Aristotle places metaphysics at the top of his classification of forms of knowledge. See if it was important to him: the science of sciences.
In the Tractatus Wittgenstein considers metaphysical propositions as true nonsense -Unsinn. In aphorism 6.53, for example, he maintains that to try to "say something of a metaphysical character" is to condemn oneself fatally to not being able "to give, in our propositions, a meaning to certain signs". Wittgenstein mentions the concept of essence as the typical metaphysical concept. You are not going to tell me that the concept of essence is not important in Aristotle!
David Mo May 22, 2020 at 07:01 #414913
Quoting Pfhorrest
the only non-arbitrary way we can judge them is by how good or bad they make people feel

By that standard, killing a child is good if it makes the killer feel good. Experimentally proven.
Pfhorrest May 22, 2020 at 07:05 #414914
Reply to David Mo Not if it makes the child, or anyone else, feel bad.

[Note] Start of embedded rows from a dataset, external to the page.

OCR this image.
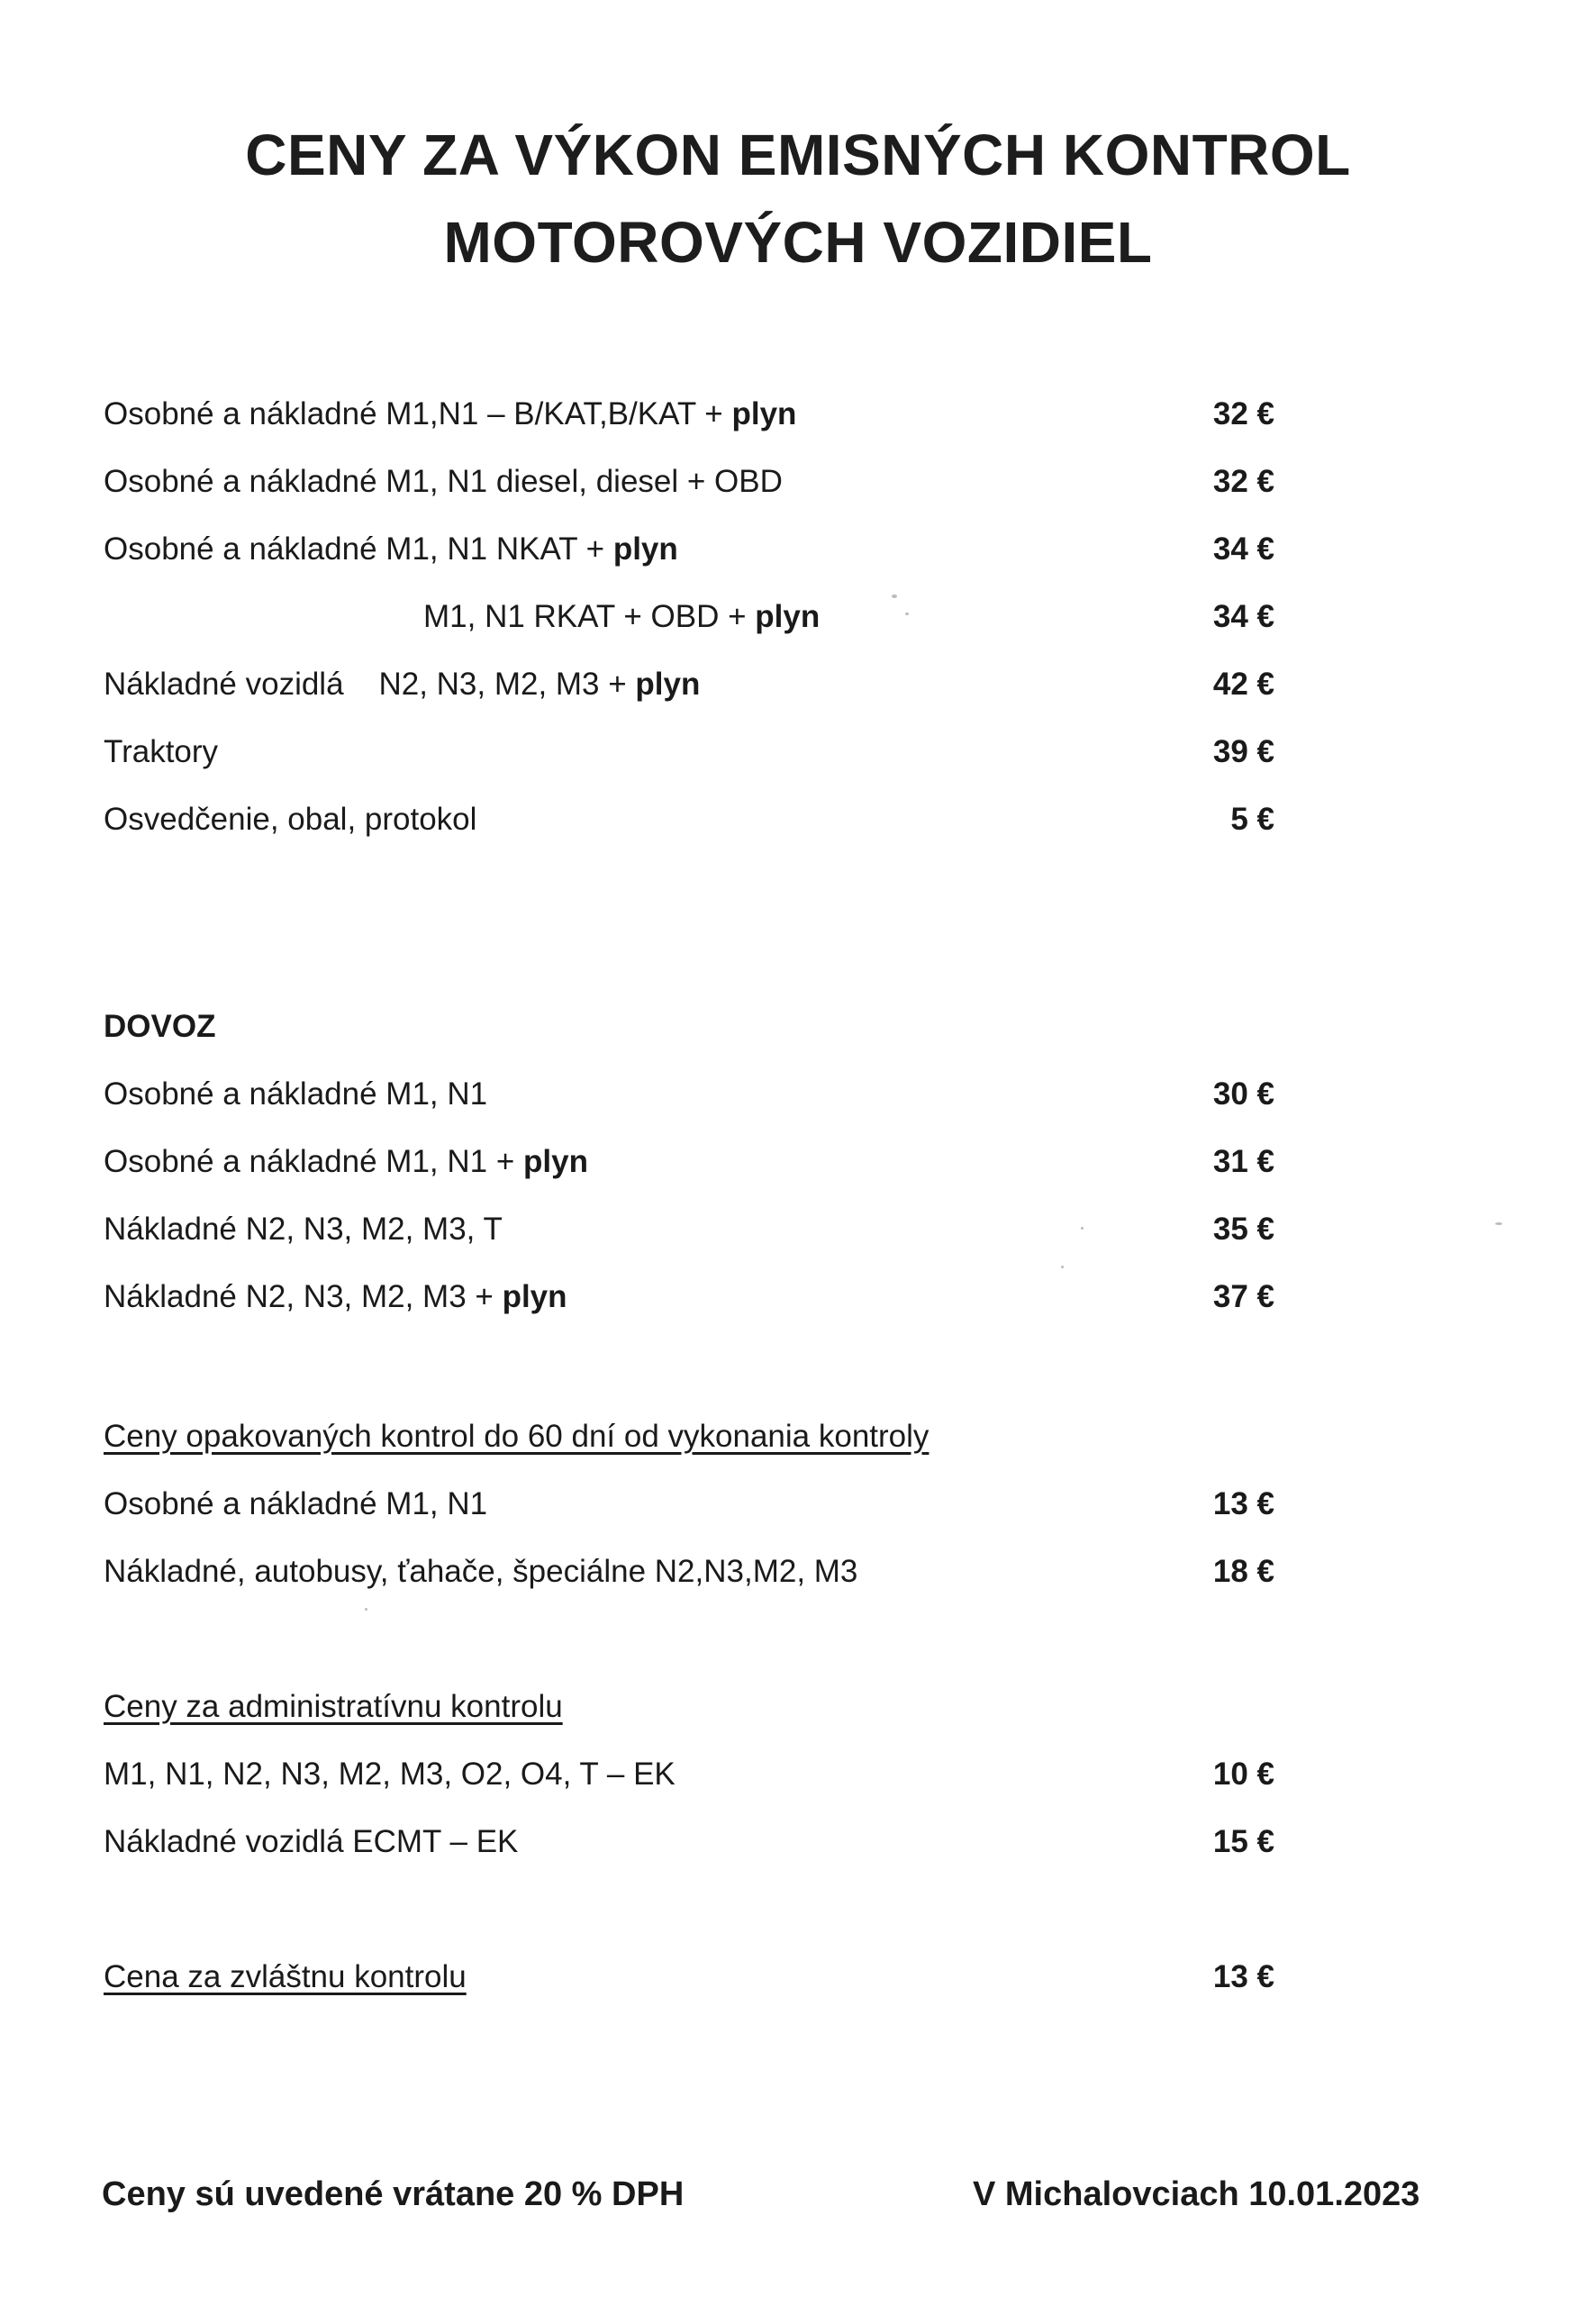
CENY ZA VÝKON EMISNÝCH KONTROL
MOTOROVÝCH VOZIDIEL
Osobné a nákladné M1,N1 – B/KAT,B/KAT + plyn	32 €
Osobné a nákladné M1, N1 diesel, diesel + OBD	32 €
Osobné a nákladné M1, N1 NKAT + plyn	34 €
M1, N1 RKAT + OBD + plyn	34 €
Nákladné vozidlá    N2, N3, M2, M3 + plyn	42 €
Traktory	39 €
Osvedčenie, obal, protokol	5 €
DOVOZ
Osobné a nákladné M1, N1	30 €
Osobné a nákladné M1, N1 + plyn	31 €
Nákladné N2, N3, M2, M3, T	35 €
Nákladné N2, N3, M2, M3 + plyn	37 €
Ceny opakovaných kontrol do 60 dní od vykonania kontroly
Osobné a nákladné M1, N1	13 €
Nákladné, autobusy, ťahače, špeciálne N2,N3,M2, M3	18 €
Ceny za administratívnu kontrolu
M1, N1, N2, N3, M2, M3, O2, O4, T – EK	10 €
Nákladné vozidlá ECMT – EK	15 €
Cena za zvláštnu kontrolu	13 €
Ceny sú uvedené vrátane 20 % DPH	V Michalovciach 10.01.2023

Empiricism doesn't mean every hallucination or illusion someone sees is definitively real, it just means that reality is generally judged by things "looking true", but to everyone, in every context...

Likewise, hedonism doesn't mean just anything anybody likes to do is good, it just means that morality is generally judged by things "feeling good", but to everyone, in every context...

I wrote all this already but you said you ignored it.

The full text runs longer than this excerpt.